I shrugged again. Instead of telling Adam that my newly acquired weird senses didn’t think the spider tasted like the Soul Taker or its god, as I might have if we’d been alone, I said, with equal truth, “Uncle Mike hustled me away from the tree. If he thought the spider had something to do with the Soul Taker, he’d have said.”

“And he’d have known,” Adam agreed.

“Uncle Mike?” asked Elyna.

“The fae who runs our local fae bar. He’s someone who knows things,” I told her.
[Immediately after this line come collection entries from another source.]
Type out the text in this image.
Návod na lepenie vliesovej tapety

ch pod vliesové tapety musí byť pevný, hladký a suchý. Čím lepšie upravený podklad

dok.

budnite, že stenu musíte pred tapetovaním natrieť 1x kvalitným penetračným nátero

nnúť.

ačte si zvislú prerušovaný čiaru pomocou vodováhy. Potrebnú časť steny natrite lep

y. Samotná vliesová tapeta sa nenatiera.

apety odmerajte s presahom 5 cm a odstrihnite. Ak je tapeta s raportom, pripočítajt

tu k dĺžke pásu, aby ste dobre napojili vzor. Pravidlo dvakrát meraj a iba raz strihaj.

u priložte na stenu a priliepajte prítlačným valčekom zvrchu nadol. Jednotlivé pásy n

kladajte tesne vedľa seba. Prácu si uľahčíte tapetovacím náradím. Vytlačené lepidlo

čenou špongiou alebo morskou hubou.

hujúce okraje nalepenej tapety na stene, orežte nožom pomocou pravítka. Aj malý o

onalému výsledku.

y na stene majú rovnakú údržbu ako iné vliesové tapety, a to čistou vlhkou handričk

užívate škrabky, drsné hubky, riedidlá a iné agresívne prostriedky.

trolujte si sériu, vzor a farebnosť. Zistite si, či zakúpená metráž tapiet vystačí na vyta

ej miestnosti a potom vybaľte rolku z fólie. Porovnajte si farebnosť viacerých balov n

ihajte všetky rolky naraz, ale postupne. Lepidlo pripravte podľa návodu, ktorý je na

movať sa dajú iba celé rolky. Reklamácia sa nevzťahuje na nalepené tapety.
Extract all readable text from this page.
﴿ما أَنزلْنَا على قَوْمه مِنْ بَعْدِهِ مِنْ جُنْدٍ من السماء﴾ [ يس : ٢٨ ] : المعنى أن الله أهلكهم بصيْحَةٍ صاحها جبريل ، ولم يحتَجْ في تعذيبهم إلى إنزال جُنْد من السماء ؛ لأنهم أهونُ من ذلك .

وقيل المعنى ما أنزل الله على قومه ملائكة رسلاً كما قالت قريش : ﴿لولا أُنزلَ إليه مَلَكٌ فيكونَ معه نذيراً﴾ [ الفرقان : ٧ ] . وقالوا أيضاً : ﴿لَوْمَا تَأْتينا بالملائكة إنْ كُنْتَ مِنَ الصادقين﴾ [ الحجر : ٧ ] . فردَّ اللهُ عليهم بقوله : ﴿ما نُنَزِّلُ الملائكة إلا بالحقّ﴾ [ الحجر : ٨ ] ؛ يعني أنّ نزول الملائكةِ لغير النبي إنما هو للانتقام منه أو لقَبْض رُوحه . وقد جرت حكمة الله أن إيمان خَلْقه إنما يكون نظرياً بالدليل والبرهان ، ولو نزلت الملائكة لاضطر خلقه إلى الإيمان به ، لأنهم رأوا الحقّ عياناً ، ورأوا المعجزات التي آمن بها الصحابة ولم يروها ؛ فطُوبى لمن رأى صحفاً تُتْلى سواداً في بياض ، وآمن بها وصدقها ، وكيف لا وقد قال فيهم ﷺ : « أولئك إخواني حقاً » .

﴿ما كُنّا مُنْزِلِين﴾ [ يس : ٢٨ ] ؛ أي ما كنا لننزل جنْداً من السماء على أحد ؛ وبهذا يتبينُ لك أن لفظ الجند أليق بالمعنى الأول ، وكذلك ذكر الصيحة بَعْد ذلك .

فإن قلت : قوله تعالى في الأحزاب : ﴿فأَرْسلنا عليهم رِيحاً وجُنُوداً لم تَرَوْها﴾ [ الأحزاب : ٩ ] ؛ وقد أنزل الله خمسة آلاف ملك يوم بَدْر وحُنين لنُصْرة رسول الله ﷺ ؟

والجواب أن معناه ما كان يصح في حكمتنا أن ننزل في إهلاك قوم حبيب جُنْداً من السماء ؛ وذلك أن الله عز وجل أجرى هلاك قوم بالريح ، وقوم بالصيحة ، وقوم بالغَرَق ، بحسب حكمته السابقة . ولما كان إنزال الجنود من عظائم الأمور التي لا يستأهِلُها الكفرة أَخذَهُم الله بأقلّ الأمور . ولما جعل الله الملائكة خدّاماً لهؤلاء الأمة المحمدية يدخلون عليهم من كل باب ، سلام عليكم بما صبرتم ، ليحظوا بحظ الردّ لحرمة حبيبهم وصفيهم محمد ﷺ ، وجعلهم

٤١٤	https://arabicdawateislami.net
Then to Adam I said, “The spider did seem to take an interest in me. Maybe it was because of our recent supernatural spider encounters? Or maybe she was bored and thought I was interesting.”

“So did she follow you here?” Elyna asked. “Or did she hitch a ride? Where did you drive here from?”

“I don’t know,” I said. Surely I’d have felt it, if she had been in the SUV with us. But I couldn’t be certain. I didn’t know which was worse: that I hadn’t been aware of her presence in the confined space, or that she could somehow transport herself to where I was.